Slurm

Slurm

Slurm Workload Manager is MSI's new Job Scheduler

What is Slurm?

Slurm is a best-in-class, highly-scalable scheduler for HPC clusters. It allocates resources, provides a framework for executing tasks, and arbitrates contention for resources by managing queues of pending work.

Why is MSI transitioning to the Slurm scheduler?

Slurm has become an industry standard for scheduling among HPC centers. It’s an open-source scheduler with a plugin framework that allows us to leverage tools developed at other centers. It is capable of stable management of a larger number of jobs than our current scheduler. Finally, it’s architecture opens opportunities to leverage technologies that will be useful for many areas of scientific computation.

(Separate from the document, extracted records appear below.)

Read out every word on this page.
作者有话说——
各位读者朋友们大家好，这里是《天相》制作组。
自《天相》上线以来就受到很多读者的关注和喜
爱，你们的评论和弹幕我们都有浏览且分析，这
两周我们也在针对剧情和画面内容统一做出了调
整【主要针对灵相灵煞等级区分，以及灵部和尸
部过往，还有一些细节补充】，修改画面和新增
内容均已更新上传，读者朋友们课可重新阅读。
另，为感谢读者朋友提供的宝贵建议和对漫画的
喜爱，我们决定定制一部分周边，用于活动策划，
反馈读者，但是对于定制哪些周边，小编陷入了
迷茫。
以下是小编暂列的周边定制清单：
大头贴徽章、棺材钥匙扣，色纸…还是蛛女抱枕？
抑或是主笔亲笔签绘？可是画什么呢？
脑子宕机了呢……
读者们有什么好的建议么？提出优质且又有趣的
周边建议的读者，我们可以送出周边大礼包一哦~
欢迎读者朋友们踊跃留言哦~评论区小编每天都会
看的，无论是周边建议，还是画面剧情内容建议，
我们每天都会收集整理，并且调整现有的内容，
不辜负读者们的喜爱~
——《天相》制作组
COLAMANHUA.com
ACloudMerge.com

How does the transition to Slurm impact my work on MSI systems?
The most obvious adjustment everyone will need to make is to learn a new set of commands for submitting jobs and checking on job status. If you have written scripts that depend on the job scheduler, they will need to be modified to match the syntax used in Slurm. This is also true of some software that MSI maintains. 
 
When you run jobs using Slurm, there will be no SUs deducted from your SU allocation. Group job limits will change over the next couple months as we migrate nodes from the other cluster. ESO customers have received an email on October 15th containing important information regarding the transition of paid SUs and SU accounting for ESO customers.
Resources
MSI has put together resources for users to help groups get started using Slurm. A recorded tutorial session on using Slurm is also now available. Please see the list of links below for more information on various topics related to Slurm, and how to get started using Slurm:

Getting Started Using Slurm

Tutorial Materials

Other Slurm Documentation

Timeline for Transition

MSI will be sending regular updates over the next few months to remind users of upcoming important dates and link to the resources available to aid your group in the transition over to the new scheduler. Please see the dates below for a general timeline for the Slurm transition.

 

November 1st, 2020: Minimum of 30% of all MSI systems will be moved over to the Slurm scheduler. Depending on congestion levels in the Slurm portion of MSI systems, this percentage may increase, but will not exceed 80% of the system before December 1st, 2020.

 

December 1st, 2020: Minimum of 80% of all MSI systems will be moved over to the Slurm scheduler. Depending on congestion levels in the Slurm portion of MSI systems, this percentage may increase, but will not exceed 90% of the system before January 1st, 2021.

 

January 1st, 2021: Minimum of 90% of all MSI systems will be moved over to the Slurm scheduler. Depending on congestion levels in the Slurm portion of MSI systems, this percentage may increase, but will not exceed 100% of the system before January 6th, 2021. Additionally, all SU allocations will expire on this day, and groups* will not be able to start new PBS jobs starting on January 1st. Existing PBS jobs will continue to run through to completion.

*With a few rare exceptions

 

January 6th, 2021 (MSI Maintenance Day): 100% of all MSI systems will be moved over to the Slurm scheduler. Users will no longer be able to submit jobs using PBS.